If you think the FBI started its lying with Hillary and the Russia dossier, you should have been with me 30 years ago when they told me the best suspect in the DB Cooper skyjacking had a solid alibi. Since then, every Thanksgiving, I’ve told the story of Richard McCoy on the radio.
McCoy was a decorated Green Beret and skydiving student but poor as dirt in the fall of 1971. He skyjacked a flight from Portland to Seattle, demanded $200,000 and parachutes, then jumped out the back stairs of the plane and disappeared. I interviewed the former head of the FBI in Utah, who wrote the book on McCoy back in 1992. They figure he lost most of the money in the jump because he planned badly. Some of the decaying bills turned up buried in the sand of the Columbia River.
After the DB Cooper skyjack, Richard McCoy was suddenly flush with cash and spent it. Six months later, he staged a second, nearly identical skyjacking and stashed the money in his attic.
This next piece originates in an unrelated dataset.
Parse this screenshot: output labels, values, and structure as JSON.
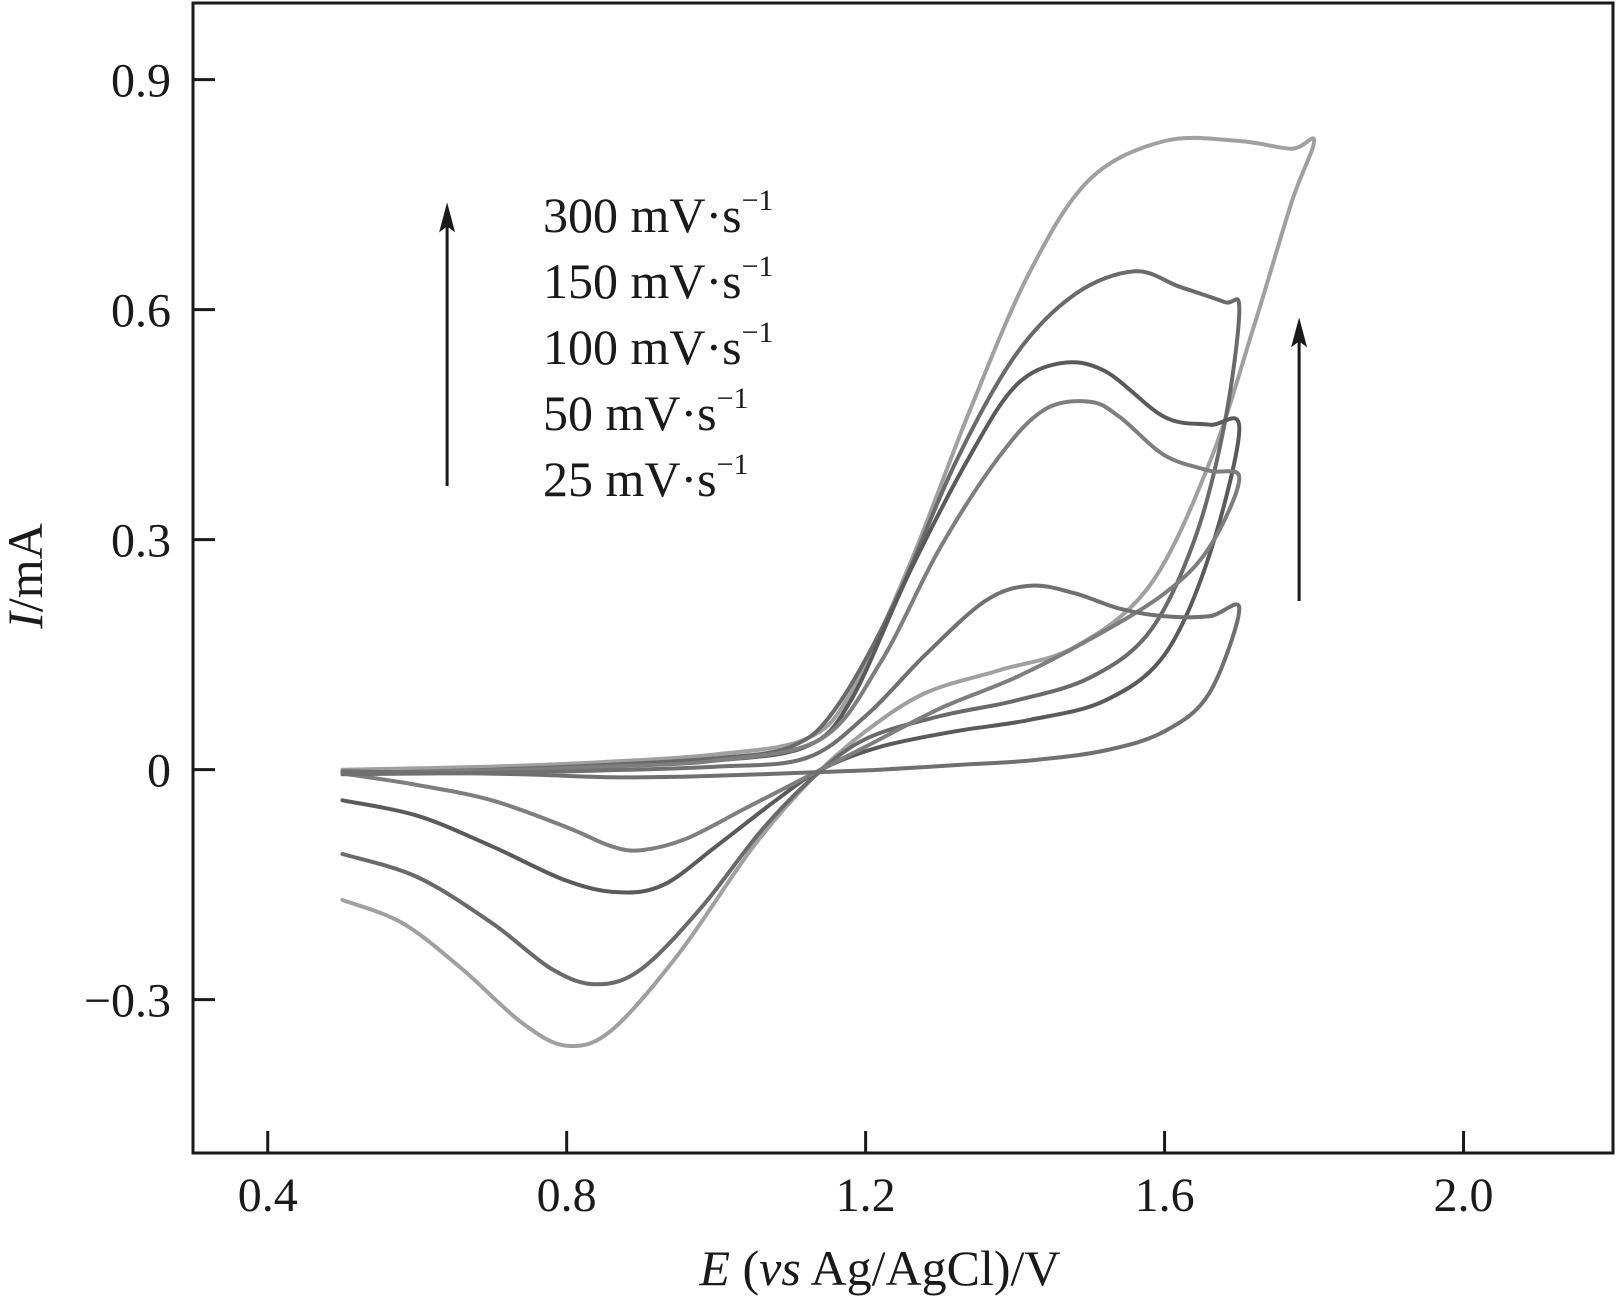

But his state police buddy reported his suspicions to the FBI. They caught him and convicted McCoy.
Twenty years later, the FBI in Seattle told me they’d eliminated McCoy as a suspect because he claimed he was at home with his family—even though they had a gas station receipt showing he was in Vegas the day after the Cooper skyjack. A non-drinking, non-smoking, non-gambling Mormon in Vegas on Thanksgiving? Please.
Both skyjackings began in Las Vegas, a few hours’ drive from McCoy’s home in Provo, Utah. The town would have allowed him to clean up the money at the gambling tables. His wife helped him in the second skyjacking but was never charged. Now, his family tells Jennifer Kocher at Cowboy State Daily that their mom kept a parachute identical to the one packed for Cooper.
It sounds like another example of FBI incompetence. They had the guy in their hands, convicted him of one skyjacking, but never charged him with the Cooper skyjack. McCoy escaped from prison, started robbing banks, and died 50 years ago, on November 9, 1974, in a shootout with the FBI. I guess you could say they closed that case for good.